When TimeOut called Olympia Dukakis at home last week she was just about to head off for a three-week shoot of another film.
Q: Sounds like you're busy.
A: I keep pretty busy. This summer I did [Brecht's] Mother Courage at Shakespeare & Company [a highly regarded theatre company in Massachusetts]. I keep my oar in, as they say. I like keeping busy - but not too busy, you know. I like to do plays. Movies are hard because in this country, parts for older women, if they are any good they usually go to English actresses. We are inundated by that.
Q: So you must have seen this role as a gift.
A: It's a fabulous role. Most characters in movies of that age are either neurotic or welded to their grandchildren. This character is terrific. Stella is really confrontational and she's got a real mouth on her.
Q: She certainly does. How did you feel about dealing with some of those lines which were - shall we say, not the kind of words you expect from an 80-year-old woman?
A: They were great.
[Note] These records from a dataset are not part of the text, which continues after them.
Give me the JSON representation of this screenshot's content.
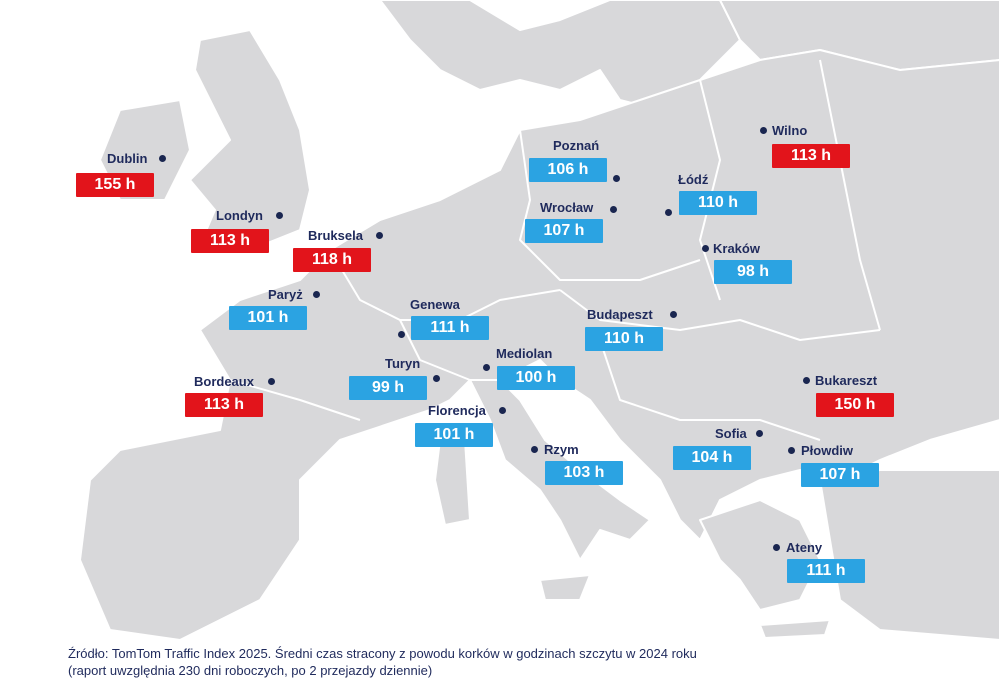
{
  "colors": {
    "high": "#e2141b",
    "normal": "#2ba3e2",
    "land": "#d8d8da",
    "sea": "#ffffff",
    "border": "#ffffff"
  },
  "cities": [
    {
      "id": "dublin",
      "name": "Dublin",
      "value": "155 h",
      "level": "high"
    },
    {
      "id": "londyn",
      "name": "Londyn",
      "value": "113 h",
      "level": "high"
    },
    {
      "id": "bruksela",
      "name": "Bruksela",
      "value": "118 h",
      "level": "high"
    },
    {
      "id": "paryz",
      "name": "Paryż",
      "value": "101 h",
      "level": "normal"
    },
    {
      "id": "bordeaux",
      "name": "Bordeaux",
      "value": "113 h",
      "level": "high"
    },
    {
      "id": "genewa",
      "name": "Genewa",
      "value": "111 h",
      "level": "normal"
    },
    {
      "id": "turyn",
      "name": "Turyn",
      "value": "99 h",
      "level": "normal"
    },
    {
      "id": "mediolan",
      "name": "Mediolan",
      "value": "100 h",
      "level": "normal"
    },
    {
      "id": "florencja",
      "name": "Florencja",
      "value": "101 h",
      "level": "normal"
    },
    {
      "id": "rzym",
      "name": "Rzym",
      "value": "103 h",
      "level": "normal"
    },
    {
      "id": "poznan",
      "name": "Poznań",
      "value": "106 h",
      "level": "normal"
    },
    {
      "id": "wroclaw",
      "name": "Wrocław",
      "value": "107 h",
      "level": "normal"
    },
    {
      "id": "lodz",
      "name": "Łódź",
      "value": "110 h",
      "level": "normal"
    },
    {
      "id": "krakow",
      "name": "Kraków",
      "value": "98 h",
      "level": "normal"
    },
    {
      "id": "wilno",
      "name": "Wilno",
      "value": "113 h",
      "level": "high"
    },
    {
      "id": "budapeszt",
      "name": "Budapeszt",
      "value": "110 h",
      "level": "normal"
    },
    {
      "id": "bukareszt",
      "name": "Bukareszt",
      "value": "150 h",
      "level": "high"
    },
    {
      "id": "sofia",
      "name": "Sofia",
      "value": "104 h",
      "level": "normal"
    },
    {
      "id": "plowdiw",
      "name": "Płowdiw",
      "value": "107 h",
      "level": "normal"
    },
    {
      "id": "ateny",
      "name": "Ateny",
      "value": "111 h",
      "level": "normal"
    }
  ],
  "source": {
    "line1": "Źródło: TomTom Traffic Index 2025. Średni czas stracony z powodu korków w godzinach szczytu w 2024 roku",
    "line2": "(raport uwzględnia 230 dni roboczych, po 2 przejazdy dziennie)"
  }
}
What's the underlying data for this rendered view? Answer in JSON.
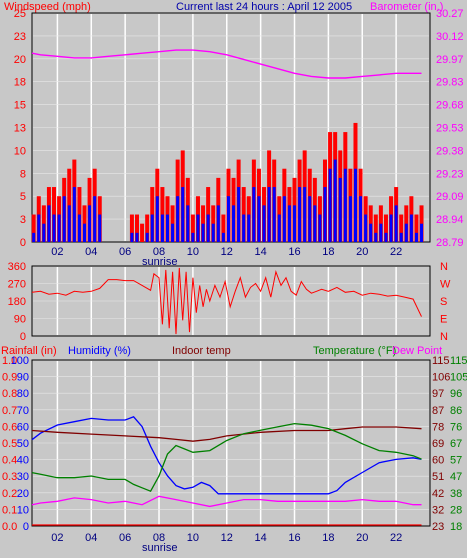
{
  "header": {
    "left_label": "Windspeed (mph)",
    "center_label": "Current last 24 hours : April 12 2005",
    "right_label": "Barometer (in.)"
  },
  "bottom_header": {
    "rainfall_label": "Rainfall (in)",
    "humidity_label": "Humidity (%)",
    "indoor_label": "Indoor temp",
    "temperature_label": "Temperature (°F)",
    "dewpoint_label": "Dew Point"
  },
  "x_axis": {
    "hour_ticks": [
      "02",
      "04",
      "06",
      "08",
      "10",
      "12",
      "14",
      "16",
      "18",
      "20",
      "22"
    ],
    "sunrise_label": "sunrise"
  },
  "colors": {
    "background": "#c8c8c8",
    "wind_avg": "#0000ff",
    "wind_gust": "#ff0000",
    "barometer": "#ff00ff",
    "direction": "#ff0000",
    "humidity": "#0000ff",
    "indoor": "#800000",
    "temperature": "#008000",
    "dewpoint": "#ff00ff",
    "rain": "#ff0000"
  },
  "chart_data": [
    {
      "type": "bar",
      "name_id": "wind-barometer",
      "x_unit": "hour",
      "xlim": [
        0.5,
        24
      ],
      "y_left": {
        "label": "Windspeed (mph)",
        "ticks": [
          "0",
          "3",
          "5",
          "8",
          "10",
          "13",
          "15",
          "18",
          "20",
          "23",
          "25"
        ],
        "ylim": [
          0,
          25
        ]
      },
      "y_right": {
        "label": "Barometer (in.)",
        "ticks": [
          "28.79",
          "28.94",
          "29.09",
          "29.23",
          "29.38",
          "29.53",
          "29.68",
          "29.83",
          "29.97",
          "30.12",
          "30.27"
        ],
        "ylim": [
          28.79,
          30.27
        ]
      },
      "series": [
        {
          "name": "gust",
          "hours": [
            0.6,
            0.9,
            1.2,
            1.5,
            1.8,
            2.1,
            2.4,
            2.7,
            3.0,
            3.3,
            3.6,
            3.9,
            4.2,
            4.5,
            6.4,
            6.7,
            7.0,
            7.3,
            7.6,
            7.9,
            8.2,
            8.5,
            8.8,
            9.1,
            9.4,
            9.7,
            10.0,
            10.3,
            10.6,
            10.9,
            11.2,
            11.5,
            11.8,
            12.1,
            12.4,
            12.7,
            13.0,
            13.3,
            13.6,
            13.9,
            14.2,
            14.5,
            14.8,
            15.1,
            15.4,
            15.7,
            16.0,
            16.3,
            16.6,
            16.9,
            17.2,
            17.5,
            17.8,
            18.1,
            18.4,
            18.7,
            19.0,
            19.3,
            19.6,
            19.9,
            20.2,
            20.5,
            20.8,
            21.1,
            21.4,
            21.7,
            22.0,
            22.3,
            22.6,
            22.9,
            23.2,
            23.5
          ],
          "values": [
            3,
            5,
            4,
            6,
            6,
            5,
            7,
            8,
            9,
            6,
            4,
            7,
            8,
            5,
            3,
            3,
            2,
            3,
            6,
            8,
            6,
            5,
            4,
            9,
            10,
            7,
            3,
            5,
            4,
            6,
            4,
            7,
            3,
            8,
            7,
            9,
            6,
            5,
            9,
            8,
            6,
            10,
            9,
            5,
            8,
            6,
            7,
            9,
            10,
            8,
            7,
            5,
            9,
            12,
            12,
            10,
            12,
            8,
            13,
            8,
            5,
            4,
            3,
            4,
            3,
            5,
            6,
            3,
            4,
            5,
            3,
            4
          ]
        },
        {
          "name": "average",
          "hours": [
            0.6,
            0.9,
            1.2,
            1.5,
            1.8,
            2.1,
            2.4,
            2.7,
            3.0,
            3.3,
            3.6,
            3.9,
            4.2,
            4.5,
            6.4,
            6.7,
            7.0,
            7.3,
            7.6,
            7.9,
            8.2,
            8.5,
            8.8,
            9.1,
            9.4,
            9.7,
            10.0,
            10.3,
            10.6,
            10.9,
            11.2,
            11.5,
            11.8,
            12.1,
            12.4,
            12.7,
            13.0,
            13.3,
            13.6,
            13.9,
            14.2,
            14.5,
            14.8,
            15.1,
            15.4,
            15.7,
            16.0,
            16.3,
            16.6,
            16.9,
            17.2,
            17.5,
            17.8,
            18.1,
            18.4,
            18.7,
            19.0,
            19.3,
            19.6,
            19.9,
            20.2,
            20.5,
            20.8,
            21.1,
            21.4,
            21.7,
            22.0,
            22.3,
            22.6,
            22.9,
            23.2,
            23.5
          ],
          "values": [
            1,
            3,
            2,
            4,
            3,
            3,
            5,
            4,
            6,
            3,
            2,
            4,
            5,
            3,
            1,
            1,
            0,
            1,
            3,
            5,
            3,
            3,
            2,
            5,
            6,
            4,
            1,
            3,
            2,
            3,
            2,
            4,
            1,
            5,
            4,
            6,
            3,
            3,
            6,
            5,
            4,
            6,
            6,
            3,
            5,
            4,
            4,
            6,
            6,
            5,
            4,
            3,
            6,
            8,
            9,
            7,
            8,
            5,
            8,
            5,
            3,
            2,
            1,
            2,
            1,
            3,
            4,
            1,
            2,
            3,
            1,
            2
          ]
        },
        {
          "name": "barometer",
          "hours": [
            0.5,
            1,
            2,
            3,
            4,
            5,
            6,
            7,
            8,
            9,
            10,
            11,
            12,
            13,
            14,
            15,
            16,
            17,
            18,
            19,
            20,
            21,
            22,
            23,
            23.5
          ],
          "values": [
            30.01,
            30.0,
            29.99,
            29.98,
            29.98,
            29.99,
            30.0,
            30.01,
            30.02,
            30.03,
            30.03,
            30.02,
            30.0,
            29.97,
            29.94,
            29.91,
            29.88,
            29.86,
            29.85,
            29.85,
            29.86,
            29.87,
            29.88,
            29.88,
            29.88
          ]
        }
      ]
    },
    {
      "type": "line",
      "name_id": "wind-direction",
      "x_unit": "hour",
      "xlim": [
        0.5,
        24
      ],
      "y_left": {
        "ticks": [
          "0",
          "90",
          "180",
          "270",
          "360"
        ],
        "ylim": [
          0,
          360
        ]
      },
      "y_right": {
        "ticks": [
          "N",
          "W",
          "S",
          "E",
          "N"
        ]
      },
      "series": [
        {
          "name": "direction",
          "hours": [
            0.5,
            1,
            1.5,
            2,
            2.5,
            3,
            3.5,
            4,
            4.5,
            5,
            5.5,
            6,
            6.5,
            7,
            7.5,
            7.7,
            8,
            8.2,
            8.4,
            8.6,
            8.8,
            9.0,
            9.2,
            9.4,
            9.6,
            9.8,
            10.0,
            10.2,
            10.4,
            10.6,
            10.8,
            11,
            11.3,
            11.6,
            11.9,
            12.2,
            12.5,
            12.8,
            13.1,
            13.4,
            13.7,
            14,
            14.3,
            14.6,
            14.9,
            15.2,
            15.5,
            15.8,
            16.1,
            16.4,
            16.7,
            17,
            17.3,
            17.6,
            18,
            18.5,
            19,
            19.5,
            20,
            20.5,
            21,
            21.5,
            22,
            22.5,
            23,
            23.5
          ],
          "values": [
            225,
            230,
            215,
            220,
            210,
            230,
            225,
            230,
            245,
            290,
            290,
            285,
            285,
            260,
            235,
            320,
            300,
            60,
            340,
            40,
            330,
            10,
            350,
            80,
            330,
            20,
            300,
            120,
            260,
            150,
            240,
            180,
            260,
            200,
            280,
            150,
            230,
            300,
            200,
            250,
            270,
            230,
            300,
            200,
            330,
            260,
            300,
            230,
            210,
            280,
            240,
            220,
            230,
            240,
            230,
            250,
            225,
            230,
            210,
            220,
            215,
            205,
            210,
            200,
            190,
            100
          ]
        }
      ]
    },
    {
      "type": "line",
      "name_id": "temp-humidity",
      "x_unit": "hour",
      "xlim": [
        0.5,
        24
      ],
      "axes": {
        "rain": {
          "label": "Rainfall (in)",
          "ticks": [
            "0.0",
            "0.1",
            "0.2",
            "0.3",
            "0.4",
            "0.5",
            "0.6",
            "0.7",
            "0.8",
            "0.9",
            "1.0"
          ],
          "ylim": [
            0,
            1
          ]
        },
        "humidity": {
          "label": "Humidity (%)",
          "ticks": [
            "0",
            "10",
            "20",
            "30",
            "40",
            "50",
            "60",
            "70",
            "80",
            "90",
            "100"
          ],
          "ylim": [
            0,
            100
          ]
        },
        "indoor": {
          "label": "Indoor temp",
          "ticks": [
            "23",
            "32",
            "42",
            "51",
            "60",
            "69",
            "78",
            "87",
            "97",
            "106",
            "115"
          ],
          "ylim": [
            23,
            115
          ]
        },
        "temperature": {
          "label": "Temperature (°F)",
          "ticks": [
            "18",
            "28",
            "38",
            "47",
            "57",
            "67",
            "76",
            "86",
            "96",
            "105",
            "115"
          ],
          "ylim": [
            18,
            115
          ]
        }
      },
      "series": [
        {
          "name": "Humidity (%)",
          "hours": [
            0.5,
            1,
            2,
            3,
            4,
            5,
            6,
            6.5,
            7,
            7.5,
            8,
            8.5,
            9,
            9.5,
            10,
            10.5,
            11,
            11.5,
            12,
            13,
            14,
            15,
            16,
            17,
            18,
            18.5,
            19,
            20,
            21,
            22,
            23,
            23.5
          ],
          "values": [
            52,
            56,
            61,
            63,
            65,
            64,
            64,
            66,
            60,
            48,
            38,
            30,
            24,
            22,
            23,
            26,
            24,
            19,
            19,
            19,
            19,
            19,
            19,
            19,
            19,
            21,
            26,
            32,
            38,
            40,
            41,
            40
          ]
        },
        {
          "name": "Indoor temp",
          "hours": [
            0.5,
            2,
            4,
            6,
            8,
            9,
            10,
            11,
            12,
            14,
            16,
            18,
            19,
            20,
            21,
            22,
            23.5
          ],
          "values": [
            76,
            75,
            74,
            73,
            72,
            71,
            70,
            71,
            73,
            75,
            76,
            76,
            77,
            78,
            78,
            78,
            77
          ]
        },
        {
          "name": "Temperature (°F)",
          "hours": [
            0.5,
            1,
            2,
            3,
            4,
            5,
            6,
            6.5,
            7,
            7.5,
            8,
            8.5,
            9,
            9.5,
            10,
            11,
            12,
            13,
            14,
            15,
            16,
            17,
            18,
            19,
            20,
            21,
            22,
            23,
            23.5
          ],
          "values": [
            49,
            48,
            46,
            46,
            47,
            45,
            45,
            42,
            40,
            38,
            47,
            60,
            65,
            63,
            61,
            62,
            68,
            72,
            74,
            76,
            78,
            77,
            75,
            71,
            66,
            62,
            61,
            59,
            57
          ]
        },
        {
          "name": "Dew Point",
          "hours": [
            0.5,
            1,
            2,
            3,
            4,
            5,
            6,
            7,
            8,
            9,
            10,
            11,
            12,
            13,
            14,
            15,
            16,
            17,
            18,
            19,
            20,
            21,
            22,
            23,
            23.5
          ],
          "values": [
            30,
            31,
            32,
            34,
            33,
            31,
            32,
            30,
            35,
            33,
            31,
            29,
            31,
            33,
            33,
            32,
            32,
            32,
            32,
            32,
            33,
            32,
            32,
            30,
            30
          ]
        },
        {
          "name": "Rainfall (in)",
          "hours": [
            0.5,
            23.5
          ],
          "values": [
            0.0,
            0.0
          ]
        }
      ]
    }
  ]
}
They're not really the kind of things you say in polite company but I got right into it, and came up with a lot of stuff myself.
Q: So was the character more important to you than the wider politics about gay and lesbian marriage?
A: No, the politics was important to me, too. The politics is very timely. Older lesbians, like older gay men, came from a time when they felt really shunned and degraded. They were not welcome into life - they were not supposed to be part of life. So the younger lesbians don't really know about that. Here they are now, they can actually get married [in 10 of the 50 states]. There are many parts of the country here where it's not legal - it's such a mess here, such a mess. It's been passed by the Supreme Court but the Governor of New Jersey wants to outlaw it, even though the court has said that it is not constitutional [to do so].
It's just political showboating, like what's been going on with the shutdown.
Q: The film has not had a very wide release in the US. It has been confined to film festivals, mainly gay and lesbian film festivals. How do you feel about that?
A: Don't get me started. The producer put money into the film and then didn't want to sell it to any distributors. They sold it to [woman-skewed cable TV channel] Lifetime who cleaned it up - we weren't going to do it or help them do it - and then they showed it at 11 at night and 3 in the morning.
Q: It is reminiscent of the fate of the Liberace biopic Behind the Candelabra, which was made by and shown on HBO because the studios thought it was "too gay". Do you think that, 20 years after Tom Hanks played a gay man with Aids in Philadelphia, the pendulum is swinging back to a new conservatism?
A: I don't know. It's a specific group of people, I think. It's playing in major theatres in Australia. It's been very successful in Canada and in festivals. I don't feel like we're going backwards. Everything is moving us forward.
It's just a fight, tooth and nail, for everything. I'm just glad I was able to be part of it.